Mississippi passed a law creating an Occupational Licensing Review Commission, composed of designees of the Governor, Secretary of State, and the Attorney General, which must approve by majority any proposed regulation from an occupational licensing board.
Arkansas Dental Specialty Licensing Bill Becomes Law
HB 1250 became law on March 16, 2017, and provides that a specialist license does not limit a licensed dentist’s ability to practice in any other area of dentistry for which the dentist is qualified, including general dentistry. Also, the law provides that a dentist may hold themselves out to the public as a specialist and as a dentist who provides general dentistry services if the dentist practices their specialty at least 50% of the time they practice dentistry during a calendar year.
California Sedation Law Passes Assembly
AB 224 was approved by the Assembly, and is currently pending before the Senate Committee on Business, Professions, and Economic Development.
The bill seeks to require at least two people to be present during procedures on children under seven years of age, with one being a general anesthesia permit holder, or a nurse anesthetist supervised by a general anesthesia permit holder. The bill also seeks to extend licensing criteria for dentists administering deep and minimal sedation, among other changes.

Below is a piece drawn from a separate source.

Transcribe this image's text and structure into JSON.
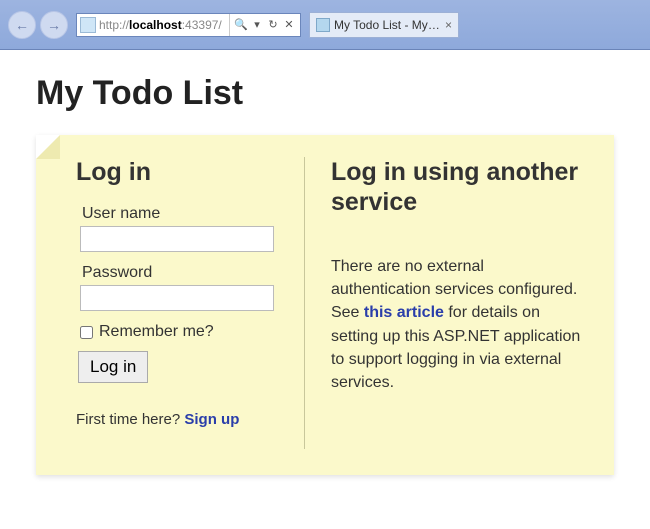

Georgia Passes Dental Hygienists Supervision Law
HB 154 was signed into law by Georgia Governor Nathan Deal on May 8, 2017, with an effective date of January 1, 2018.
The law allows dental hygienists to perform functions in certain settings, such as qualified health centers and school-based health clinics, under the general supervision of a dentist. The functions include: application of sealants and oral prophylaxis and assessment; fluoride treatment; oral hygiene instruction; and exposure and processing of radiographs if provided for by specific standing order from the supervising dentist.

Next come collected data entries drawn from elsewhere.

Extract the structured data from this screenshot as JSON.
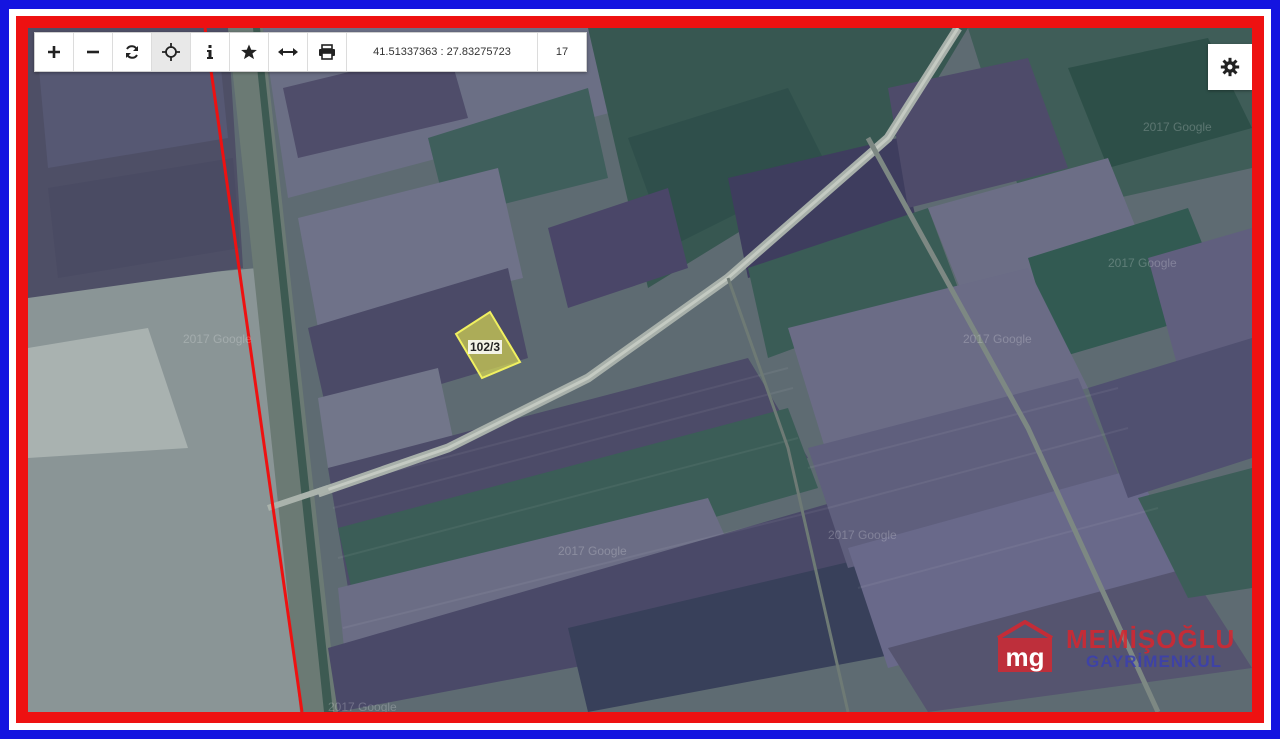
{
  "toolbar": {
    "buttons": [
      {
        "name": "zoom-in-button",
        "icon": "plus-icon"
      },
      {
        "name": "zoom-out-button",
        "icon": "minus-icon"
      },
      {
        "name": "refresh-button",
        "icon": "refresh-icon"
      },
      {
        "name": "locate-button",
        "icon": "crosshair-icon",
        "active": true
      },
      {
        "name": "info-button",
        "icon": "info-icon"
      },
      {
        "name": "favorite-button",
        "icon": "star-icon"
      },
      {
        "name": "measure-button",
        "icon": "arrows-horizontal-icon"
      },
      {
        "name": "print-button",
        "icon": "printer-icon"
      }
    ],
    "coordinates": "41.51337363 : 27.83275723",
    "zoom_level": "17"
  },
  "settings": {
    "icon": "gear-icon"
  },
  "parcel": {
    "label": "102/3",
    "color": "#e5e56a"
  },
  "boundary_line_color": "#ee1111",
  "watermark_text": "2017 Google",
  "brand": {
    "name": "MEMİŞOĞLU",
    "subtitle": "GAYRİMENKUL",
    "logo_text": "mg",
    "primary_color": "#d8262e",
    "secondary_color": "#3a3fb0"
  },
  "frame_colors": {
    "outer": "#1414e0",
    "inner": "#ee1111"
  }
}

Washington Passes Corporate Dentistry Law
SB 5322 was signed into law on May 16, 2017 by Governor Jay Inslee. The law, with an effective date of July 23, 2017, confirms that dentists have the option to contract for administrative support services and that only dentists licensed in Washington can own dental practices in the state. Also, the law prohibits any third party from interfering with dentists’ independent clinical judgement, such as imposing limitations on the amount of time a dentist spends with a patient, placing conditions on the number of patients a dentist must treat in a certain period of time, and limiting a dentist’s ability to decide on a treatment course for a patient, among others.